Article: Normative values for a tablet computer-based application to assess chromatic contrast sensitivity

 In Article, Vision

Lakshmi Bodduluri, Mei-Ying Boon, Malcolm Ryan,Stephen J. Dain

Abstract: Tablet computer displays are amenable for the development of vision tests in a portable form. Assessing color vision using an easily accessible and portable test may help in the self-monitoring of vision-related changes in ocular/systemic conditions and assist in the early detection of disease processes. Tablet computer-based games were developed with different levels of gamification as a more portable option to assess chromatic contrast sensitivity. Game 1 was designed as a clinical version with no gaming elements. Game 2 was a gamified version of game 1 (added fun elements: feedback, scores, and sounds) and game 3 was a complete game with vision task nested within.
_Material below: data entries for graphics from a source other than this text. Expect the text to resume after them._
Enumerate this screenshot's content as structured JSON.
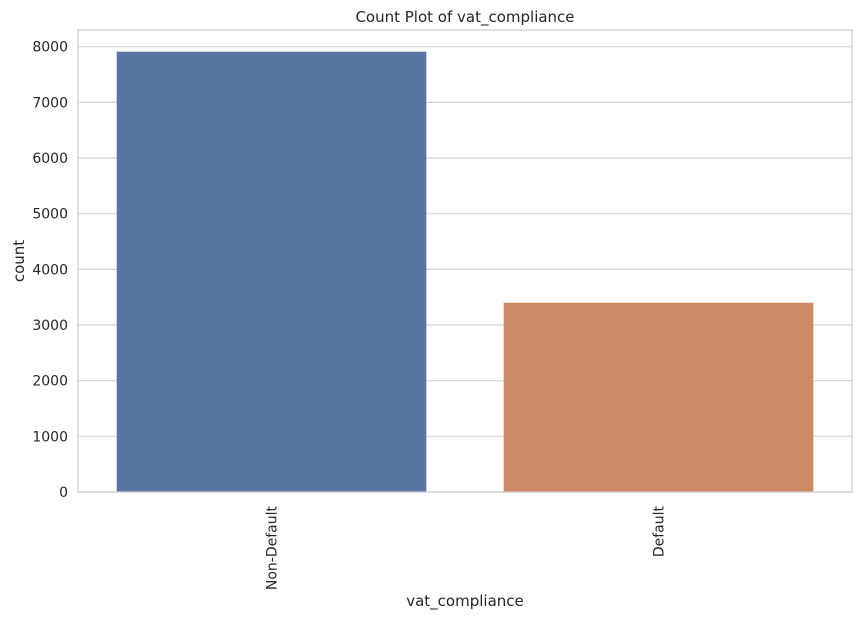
{
  "chart_data": {
    "type": "bar",
    "title": "Count Plot of vat_compliance",
    "xlabel": "vat_compliance",
    "ylabel": "count",
    "categories": [
      "Non-Default",
      "Default"
    ],
    "values": [
      7910,
      3400
    ],
    "colors": [
      "#5875a4",
      "#cc8963"
    ],
    "ylim": [
      0,
      8300
    ],
    "yticks": [
      0,
      1000,
      2000,
      3000,
      4000,
      5000,
      6000,
      7000,
      8000
    ],
    "grid": "horizontal",
    "xtick_rotation": "vertical"
  }
}
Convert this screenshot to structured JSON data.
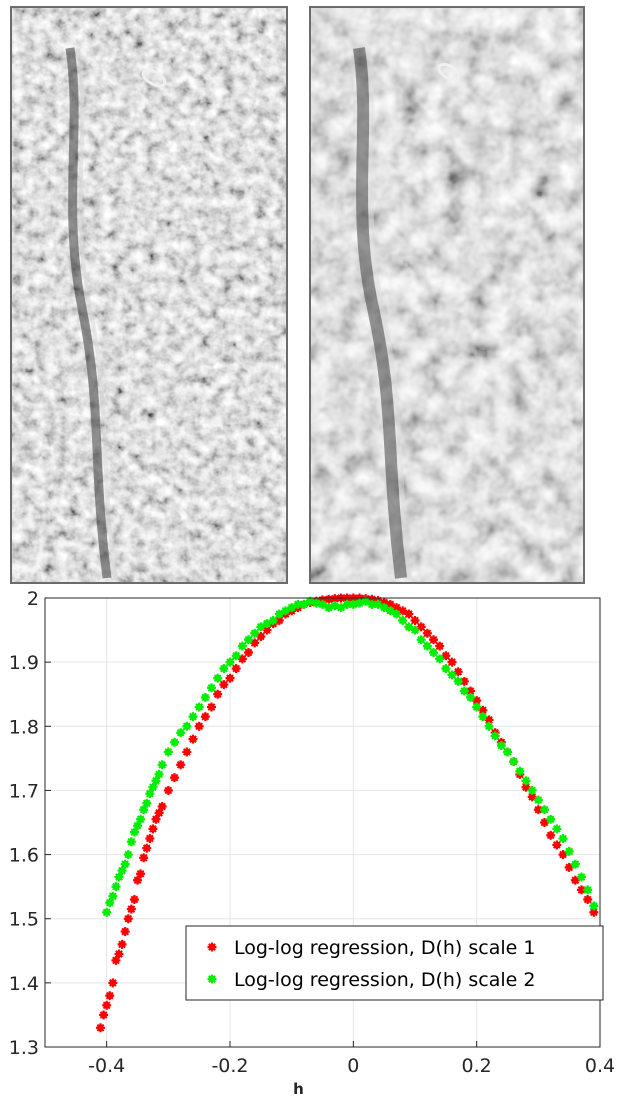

The current study aimed to determine the normative values and evaluate repeatability of the tablet computer-based games in comparison with an established test, the Cambridge Colour Test (CCT) Trivector test. Normally sighted individuals [N = 100, median (range) age 19.0 years (18–56 years)] had their chromatic contrast sensitivity evaluated binocularly using the three games and the CCT. Games 1 and 2 and the CCT showed similar absolute thresholds and tolerance intervals, and game 3 had significantly lower values than games 1, 2, and the CCT, due to visual task differences. With the exception of game 3 for blue-yellow, the CCT and tablet computer-based games showed similar repeatability with comparable 95% limits of agreement. The custom-designed games are portable, rapid, and may find application in routine clinical practice, especially for testing younger populations.